Sponsor Love: Gratitude Bags!

On November 11, 2011 I went to a woman’s workshop at a friend’s spa. A participant shared that she kept all of her goals and wishes in a box by her bed; I loved the idea but did not do much with it. A few weeks later, my friend called needing to vent about her day at work. That’s when it hit me. If she had a GRATITUDE bag she could have instantaneously shifted her mood by reading about moments in her life she was grateful for. Voila, GRATITUDE bags were born.

Immediately, I started purchasing fabric and sewing bags myself. However, being a full time teacher and a novice seamstress, I knew that I would never be able to sew the magnitude of bags that I needed, so I put an ad on Craigslist. I must have received over twenty responses, but I only called the last person who contacted me.

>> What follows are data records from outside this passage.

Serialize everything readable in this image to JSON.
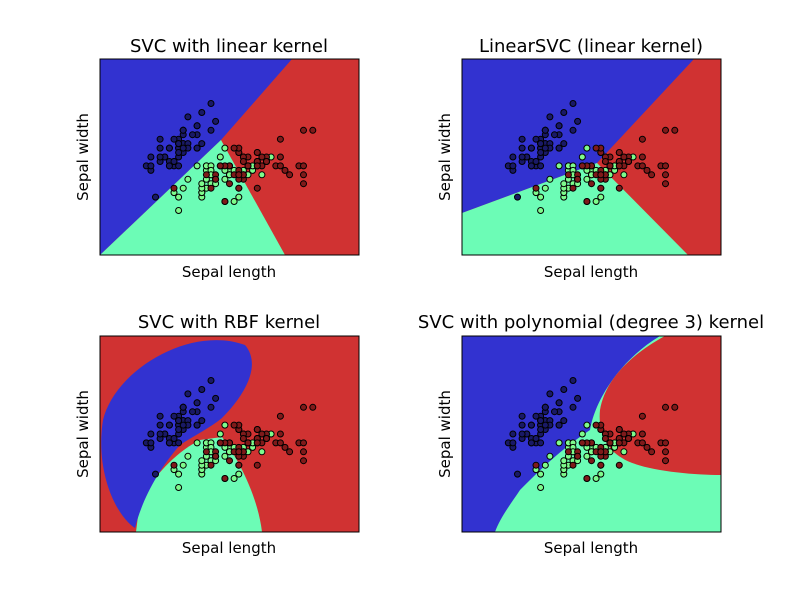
{
  "figure": {
    "background": "#ffffff"
  },
  "colors": {
    "class_0": "#3232d0",
    "class_1": "#6cfcb6",
    "class_2": "#d03232",
    "point_0": "#191966",
    "point_1": "#7efb8c",
    "point_2": "#7f1a1a"
  },
  "chart_data": [
    {
      "type": "scatter",
      "title": "SVC with linear kernel",
      "xlabel": "Sepal length",
      "ylabel": "Sepal width",
      "xlim": [
        3.3,
        8.9
      ],
      "ylim": [
        1.0,
        5.4
      ],
      "ticks": false,
      "background_regions": "decision regions of 3 classes (linear boundaries)"
    },
    {
      "type": "scatter",
      "title": "LinearSVC (linear kernel)",
      "xlabel": "Sepal length",
      "ylabel": "Sepal width",
      "xlim": [
        3.3,
        8.9
      ],
      "ylim": [
        1.0,
        5.4
      ],
      "ticks": false,
      "background_regions": "decision regions of 3 classes (linear boundaries)"
    },
    {
      "type": "scatter",
      "title": "SVC with RBF kernel",
      "xlabel": "Sepal length",
      "ylabel": "Sepal width",
      "xlim": [
        3.3,
        8.9
      ],
      "ylim": [
        1.0,
        5.4
      ],
      "ticks": false,
      "background_regions": "decision regions of 3 classes (curved boundaries)"
    },
    {
      "type": "scatter",
      "title": "SVC with polynomial (degree 3) kernel",
      "xlabel": "Sepal length",
      "ylabel": "Sepal width",
      "xlim": [
        3.3,
        8.9
      ],
      "ylim": [
        1.0,
        5.4
      ],
      "ticks": false,
      "background_regions": "decision regions of 3 classes (curved boundaries)"
    }
  ],
  "points": [
    {
      "x": 5.1,
      "y": 3.5,
      "c": 0
    },
    {
      "x": 4.9,
      "y": 3.0,
      "c": 0
    },
    {
      "x": 4.7,
      "y": 3.2,
      "c": 0
    },
    {
      "x": 4.6,
      "y": 3.1,
      "c": 0
    },
    {
      "x": 5.0,
      "y": 3.6,
      "c": 0
    },
    {
      "x": 5.4,
      "y": 3.9,
      "c": 0
    },
    {
      "x": 4.6,
      "y": 3.4,
      "c": 0
    },
    {
      "x": 5.0,
      "y": 3.4,
      "c": 0
    },
    {
      "x": 4.4,
      "y": 2.9,
      "c": 0
    },
    {
      "x": 4.9,
      "y": 3.1,
      "c": 0
    },
    {
      "x": 5.4,
      "y": 3.7,
      "c": 0
    },
    {
      "x": 4.8,
      "y": 3.4,
      "c": 0
    },
    {
      "x": 4.8,
      "y": 3.0,
      "c": 0
    },
    {
      "x": 4.3,
      "y": 3.0,
      "c": 0
    },
    {
      "x": 5.8,
      "y": 4.0,
      "c": 0
    },
    {
      "x": 5.7,
      "y": 4.4,
      "c": 0
    },
    {
      "x": 5.4,
      "y": 3.9,
      "c": 0
    },
    {
      "x": 5.1,
      "y": 3.5,
      "c": 0
    },
    {
      "x": 5.7,
      "y": 3.8,
      "c": 0
    },
    {
      "x": 5.1,
      "y": 3.8,
      "c": 0
    },
    {
      "x": 5.4,
      "y": 3.4,
      "c": 0
    },
    {
      "x": 5.1,
      "y": 3.7,
      "c": 0
    },
    {
      "x": 4.6,
      "y": 3.6,
      "c": 0
    },
    {
      "x": 5.1,
      "y": 3.3,
      "c": 0
    },
    {
      "x": 4.8,
      "y": 3.4,
      "c": 0
    },
    {
      "x": 5.0,
      "y": 3.0,
      "c": 0
    },
    {
      "x": 5.0,
      "y": 3.4,
      "c": 0
    },
    {
      "x": 5.2,
      "y": 3.5,
      "c": 0
    },
    {
      "x": 5.2,
      "y": 3.4,
      "c": 0
    },
    {
      "x": 4.7,
      "y": 3.2,
      "c": 0
    },
    {
      "x": 4.8,
      "y": 3.1,
      "c": 0
    },
    {
      "x": 5.4,
      "y": 3.4,
      "c": 0
    },
    {
      "x": 5.2,
      "y": 4.1,
      "c": 0
    },
    {
      "x": 5.5,
      "y": 4.2,
      "c": 0
    },
    {
      "x": 4.9,
      "y": 3.1,
      "c": 0
    },
    {
      "x": 5.0,
      "y": 3.2,
      "c": 0
    },
    {
      "x": 5.5,
      "y": 3.5,
      "c": 0
    },
    {
      "x": 4.9,
      "y": 3.6,
      "c": 0
    },
    {
      "x": 4.4,
      "y": 3.0,
      "c": 0
    },
    {
      "x": 5.1,
      "y": 3.4,
      "c": 0
    },
    {
      "x": 5.0,
      "y": 3.5,
      "c": 0
    },
    {
      "x": 4.5,
      "y": 2.3,
      "c": 0
    },
    {
      "x": 4.4,
      "y": 3.2,
      "c": 0
    },
    {
      "x": 5.0,
      "y": 3.5,
      "c": 0
    },
    {
      "x": 5.1,
      "y": 3.8,
      "c": 0
    },
    {
      "x": 4.8,
      "y": 3.0,
      "c": 0
    },
    {
      "x": 5.1,
      "y": 3.8,
      "c": 0
    },
    {
      "x": 4.6,
      "y": 3.2,
      "c": 0
    },
    {
      "x": 5.3,
      "y": 3.7,
      "c": 0
    },
    {
      "x": 5.0,
      "y": 3.3,
      "c": 0
    },
    {
      "x": 7.0,
      "y": 3.2,
      "c": 1
    },
    {
      "x": 6.4,
      "y": 3.2,
      "c": 1
    },
    {
      "x": 6.9,
      "y": 3.1,
      "c": 1
    },
    {
      "x": 5.5,
      "y": 2.3,
      "c": 1
    },
    {
      "x": 6.5,
      "y": 2.8,
      "c": 1
    },
    {
      "x": 5.7,
      "y": 2.8,
      "c": 1
    },
    {
      "x": 6.3,
      "y": 3.3,
      "c": 1
    },
    {
      "x": 4.9,
      "y": 2.4,
      "c": 1
    },
    {
      "x": 6.6,
      "y": 2.9,
      "c": 1
    },
    {
      "x": 5.2,
      "y": 2.7,
      "c": 1
    },
    {
      "x": 5.0,
      "y": 2.0,
      "c": 1
    },
    {
      "x": 5.9,
      "y": 3.0,
      "c": 1
    },
    {
      "x": 6.0,
      "y": 2.2,
      "c": 1
    },
    {
      "x": 6.1,
      "y": 2.9,
      "c": 1
    },
    {
      "x": 5.6,
      "y": 2.9,
      "c": 1
    },
    {
      "x": 6.7,
      "y": 3.1,
      "c": 1
    },
    {
      "x": 5.6,
      "y": 3.0,
      "c": 1
    },
    {
      "x": 5.8,
      "y": 2.7,
      "c": 1
    },
    {
      "x": 6.2,
      "y": 2.2,
      "c": 1
    },
    {
      "x": 5.6,
      "y": 2.5,
      "c": 1
    },
    {
      "x": 5.9,
      "y": 3.2,
      "c": 1
    },
    {
      "x": 6.1,
      "y": 2.8,
      "c": 1
    },
    {
      "x": 6.3,
      "y": 2.5,
      "c": 1
    },
    {
      "x": 6.1,
      "y": 2.8,
      "c": 1
    },
    {
      "x": 6.4,
      "y": 2.9,
      "c": 1
    },
    {
      "x": 6.6,
      "y": 3.0,
      "c": 1
    },
    {
      "x": 6.8,
      "y": 2.8,
      "c": 1
    },
    {
      "x": 6.7,
      "y": 3.0,
      "c": 1
    },
    {
      "x": 6.0,
      "y": 2.9,
      "c": 1
    },
    {
      "x": 5.7,
      "y": 2.6,
      "c": 1
    },
    {
      "x": 5.5,
      "y": 2.4,
      "c": 1
    },
    {
      "x": 5.5,
      "y": 2.4,
      "c": 1
    },
    {
      "x": 5.8,
      "y": 2.7,
      "c": 1
    },
    {
      "x": 6.0,
      "y": 2.7,
      "c": 1
    },
    {
      "x": 5.4,
      "y": 3.0,
      "c": 1
    },
    {
      "x": 6.0,
      "y": 3.4,
      "c": 1
    },
    {
      "x": 6.7,
      "y": 3.1,
      "c": 1
    },
    {
      "x": 6.3,
      "y": 2.3,
      "c": 1
    },
    {
      "x": 5.6,
      "y": 3.0,
      "c": 1
    },
    {
      "x": 5.5,
      "y": 2.5,
      "c": 1
    },
    {
      "x": 5.5,
      "y": 2.6,
      "c": 1
    },
    {
      "x": 6.1,
      "y": 3.0,
      "c": 1
    },
    {
      "x": 5.8,
      "y": 2.6,
      "c": 1
    },
    {
      "x": 5.0,
      "y": 2.3,
      "c": 1
    },
    {
      "x": 5.6,
      "y": 2.7,
      "c": 1
    },
    {
      "x": 5.7,
      "y": 3.0,
      "c": 1
    },
    {
      "x": 5.7,
      "y": 2.9,
      "c": 1
    },
    {
      "x": 6.2,
      "y": 2.9,
      "c": 1
    },
    {
      "x": 5.1,
      "y": 2.5,
      "c": 1
    },
    {
      "x": 5.7,
      "y": 2.8,
      "c": 1
    },
    {
      "x": 6.3,
      "y": 3.3,
      "c": 2
    },
    {
      "x": 5.8,
      "y": 2.7,
      "c": 2
    },
    {
      "x": 7.1,
      "y": 3.0,
      "c": 2
    },
    {
      "x": 6.3,
      "y": 2.9,
      "c": 2
    },
    {
      "x": 6.5,
      "y": 3.0,
      "c": 2
    },
    {
      "x": 7.6,
      "y": 3.0,
      "c": 2
    },
    {
      "x": 4.9,
      "y": 2.5,
      "c": 2
    },
    {
      "x": 7.3,
      "y": 2.9,
      "c": 2
    },
    {
      "x": 6.7,
      "y": 2.5,
      "c": 2
    },
    {
      "x": 7.2,
      "y": 3.6,
      "c": 2
    },
    {
      "x": 6.5,
      "y": 3.2,
      "c": 2
    },
    {
      "x": 6.4,
      "y": 2.7,
      "c": 2
    },
    {
      "x": 6.8,
      "y": 3.0,
      "c": 2
    },
    {
      "x": 5.7,
      "y": 2.5,
      "c": 2
    },
    {
      "x": 5.8,
      "y": 2.8,
      "c": 2
    },
    {
      "x": 6.4,
      "y": 3.2,
      "c": 2
    },
    {
      "x": 6.5,
      "y": 3.0,
      "c": 2
    },
    {
      "x": 7.7,
      "y": 3.8,
      "c": 2
    },
    {
      "x": 7.7,
      "y": 2.6,
      "c": 2
    },
    {
      "x": 6.0,
      "y": 2.2,
      "c": 2
    },
    {
      "x": 6.9,
      "y": 3.2,
      "c": 2
    },
    {
      "x": 5.6,
      "y": 2.8,
      "c": 2
    },
    {
      "x": 7.7,
      "y": 2.8,
      "c": 2
    },
    {
      "x": 6.3,
      "y": 2.7,
      "c": 2
    },
    {
      "x": 6.7,
      "y": 3.3,
      "c": 2
    },
    {
      "x": 7.2,
      "y": 3.2,
      "c": 2
    },
    {
      "x": 6.2,
      "y": 2.8,
      "c": 2
    },
    {
      "x": 6.1,
      "y": 3.0,
      "c": 2
    },
    {
      "x": 6.4,
      "y": 2.8,
      "c": 2
    },
    {
      "x": 7.2,
      "y": 3.0,
      "c": 2
    },
    {
      "x": 7.4,
      "y": 2.8,
      "c": 2
    },
    {
      "x": 7.9,
      "y": 3.8,
      "c": 2
    },
    {
      "x": 6.4,
      "y": 2.8,
      "c": 2
    },
    {
      "x": 6.3,
      "y": 2.8,
      "c": 2
    },
    {
      "x": 6.1,
      "y": 2.6,
      "c": 2
    },
    {
      "x": 7.7,
      "y": 3.0,
      "c": 2
    },
    {
      "x": 6.3,
      "y": 3.4,
      "c": 2
    },
    {
      "x": 6.4,
      "y": 3.1,
      "c": 2
    },
    {
      "x": 6.0,
      "y": 3.0,
      "c": 2
    },
    {
      "x": 6.9,
      "y": 3.1,
      "c": 2
    },
    {
      "x": 6.7,
      "y": 3.1,
      "c": 2
    },
    {
      "x": 6.9,
      "y": 3.1,
      "c": 2
    },
    {
      "x": 5.8,
      "y": 2.7,
      "c": 2
    },
    {
      "x": 6.8,
      "y": 3.2,
      "c": 2
    },
    {
      "x": 6.7,
      "y": 3.3,
      "c": 2
    },
    {
      "x": 6.7,
      "y": 3.0,
      "c": 2
    },
    {
      "x": 6.3,
      "y": 2.5,
      "c": 2
    },
    {
      "x": 6.5,
      "y": 3.0,
      "c": 2
    },
    {
      "x": 6.2,
      "y": 3.4,
      "c": 2
    },
    {
      "x": 5.9,
      "y": 3.0,
      "c": 2
    }
  ]
}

Angelique, owner of Marabou Furs Inc., had her own line and created custom pieces for high end clients. I questioned why a fashion designer would want to sew drawstring pouches. We met a week later and I realized our meeting was no accident. I shared with her that one of my goals is to give back to my community, particularly women, and she laughed. Angelique, a former teacher, taught women in the state penitentiary how to sew and later hired them. Some of her former students sewed my first GRATITUDE bags.

The day before Thanksgiving in 2012, my mom was hospitalized. Feeling conflicted, I sat in front of my laptop knowing I HAD to post something about being grateful on my Facebook page but the truth was, I wasn’t feeling grateful for anything. All I could do was think about my mother but I forced myself to sit in front of the computer and type. Within moments, I had a list of 36 things. They were small and unique to my life but they made me smile as I recalled each one of them. This experience reaffirmed my commitment to my business and I started selling bags at different events in South Florida.

In the beginning of 2013, I felt like I was being put to a test. Life felt like a bad joke. On Valentine’s Day my dad had part of his lung removed, two days later, my cousin died, a few weeks after that my mom had a stroke and then my aunt, who had cancer, was hospitalized. Some of my friends joked that they needed to stay away from me so that my bad luck didn’t rub off on them. During this time, I shed a lot of tears but not all of them were caused by sadness. There were moments of pure joy. One particular moment stands out. My uncle, cousins and I were visiting my aunt in the hospital and she asked everyone to leave the room except me. For whatever reason, she chose me to help her use the bathroom. While driving home that night, I sobbed, not because I knew my aunt was dying but because she had given me a gift. Without using words, she told me she trusted me. As soon as I got home I jotted that down on a GRATITUDE card. Memories like this reinforce why it is imperative to remain open to the moments of joy that present themselves when the world seems to be falling apart.

I call myself a working gypsy. When I’m not being a gypsy, I teach. For the past 18 years, I have taught different subjects in the same high school. 
Born and raised in Miami, one of my first memories is rallying in the streets for a presidential candidate wearing a black t-shirt with glittery letters that read. “Never underestimate the power of a woman”. These words, along with my heroes, my grandmothers, guide me. Both were very strong, women who were ahead of their time. My Grandma Ruth rallied for women’s rights and my Grandma Lee was know for the goody bags she prepared for veterans and abused women. They influenced my teaching style, my quest for adventure and my need to give back to my community.